Z analizy przeprowadzonej przez BBC wynika, że prawie jedna trzecia osób, które otrzymywały zasiłek dla niepełnosprawnych w dzieciństwie (Disability Living Allowance – DLA), spotkała się z odrzuceniem wniosku o zasiłek dla dorosłych, Personal Independence Payment (PIP).
Po 16. roku życia tracą zasiłki dla niepełnosprawnych
Rząd Partii Pracy planuje przeprowadzić reformę systemu zasiłków. Premier, Keir Starmer powiedział niedawno, że obecny system jest „niedostosowany i niesprawiedliwy” wobec świadczeniobiorców.
Dowodem na to są chociażby niedawno ujawnione dane dotyczące odrzucania przez system wielu wniosków o zasiłki dla niepełnosprawnych młodych ludzi po 16. roku życia.
Organizacja charytatywna Scope zajmująca się osobami niepełnosprawnymi stwierdziła, że do odrzuceń wniosków przyczynił się „skomplikowany, konfrontacyjny i trudny w obsłudze” system.

Najczęściej odrzucane wnioski
Z danych wynika, że najczęściej odrzucanymi wnioskami są te, które dotyczą osób chorujących np. na cukrzycę lub astmę. Ze względu na to, że choroby te teoretycznie skuteczniej można leczyć u osoby dorosłej niż u dziecka.
Niestety wśród tych, których wnioski odrzucono od czasu wprowadzenia PIP w 2013 roku, są tysiące osób żyjących z chorobami zmieniającymi życie. Czyli z rakiem, ślepotą, psychozą, głuchotą i padaczką.
Problemem jest wiek
Jedną z 124 000 osób, której wniosek o zasiłek dla niepełnosprawnych po 16. roku życia odrzucono, była Holly Crouch. Powiedziała, że po decyzji Ministerstwa Pracy i Emerytur poczuła się tak, jakby była „ciężarem”. Dodała też:
– Tak naprawdę w całej sytuacji nie zmieniło się nic oprócz mojego wieku.

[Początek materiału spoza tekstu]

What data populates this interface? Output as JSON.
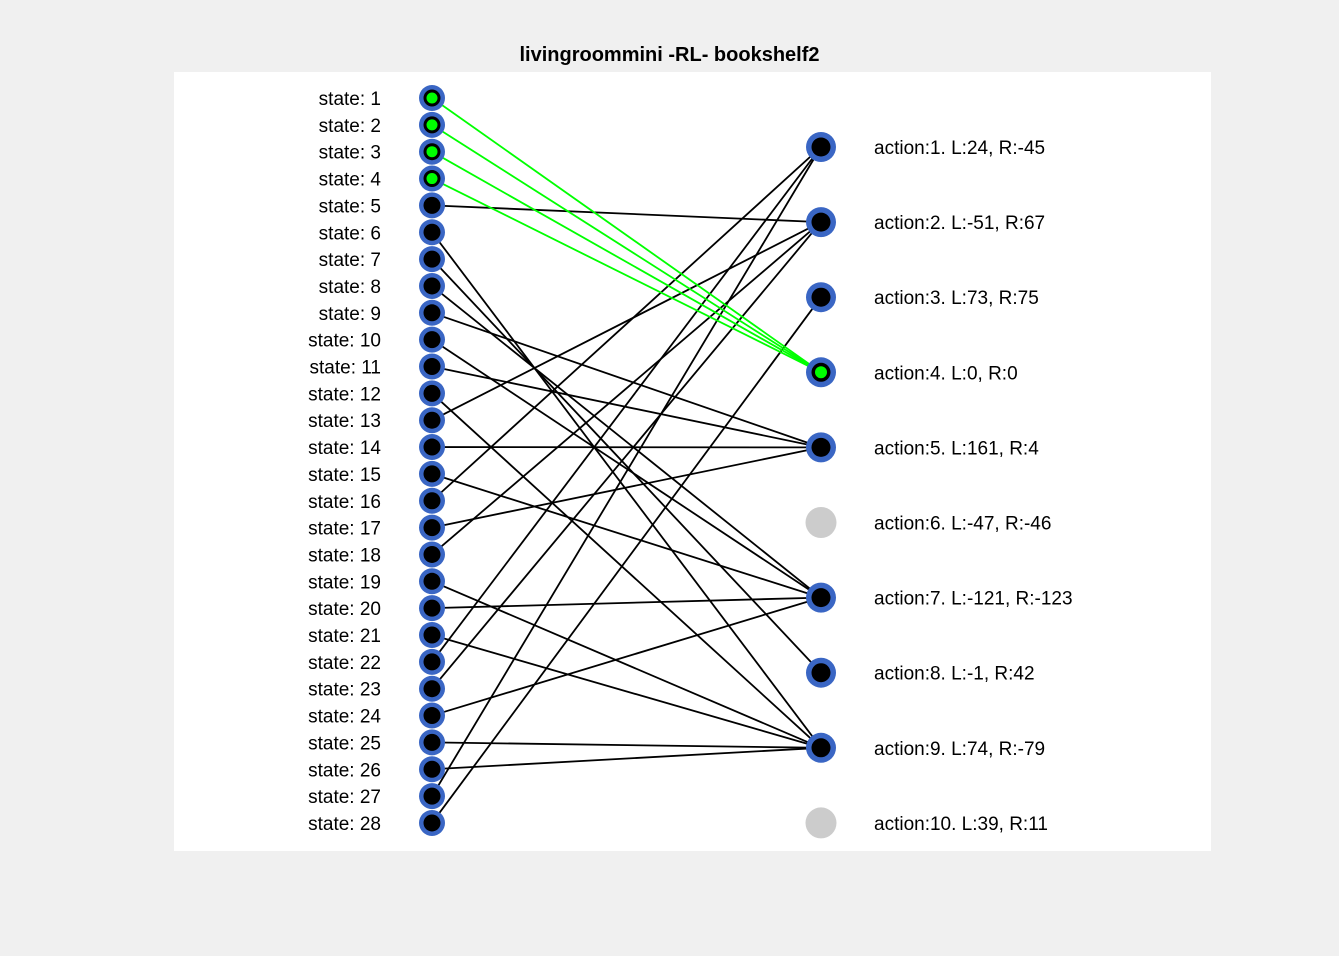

Odmówiono jej przyznania PIP, gdy składała wniosek jako nastolatka. Mimo przedstawienia dokumentacji medycznej od specjalistów dotyczącej jej epilepsji.
Holly Crouch powiedziała, że Ministerstwo Pracy i Emerytur zdecydowało, że nie potrzebuje już wsparcia. A powodem było to, że od kilku tygodni nie miała ataku. Następnie rodzicom Holly przestano wypłacać zasiłek opiekuńczy, mimo że nadal zapewniają jej opiekę.
21-latka z East Sussex powiedziała:
– Mój stan nie poprawił się magicznie i nie udaję tego. Odebrano mi zasiłek tak szybko, a ja poczułam się zaniedbana i jakby mi nie wierzono. Było mi trudno z tym sobie poradzić.
Ponadto Holly powiedziała, że straciła trzy prace z powodu swojej epilepsji.
– Nigdy nie poczuję się w pełni dorosła, ponieważ nie mogę robić rzeczy, które wszyscy inni potrafią, jak prowadzenie samochodu czy praca. Moi rodzice muszą być nawet przy mnie, gdy biorę prysznic. Czy gotuję wodę w czajniku, bo mogłabym wtedy też dostać ataku – dodała.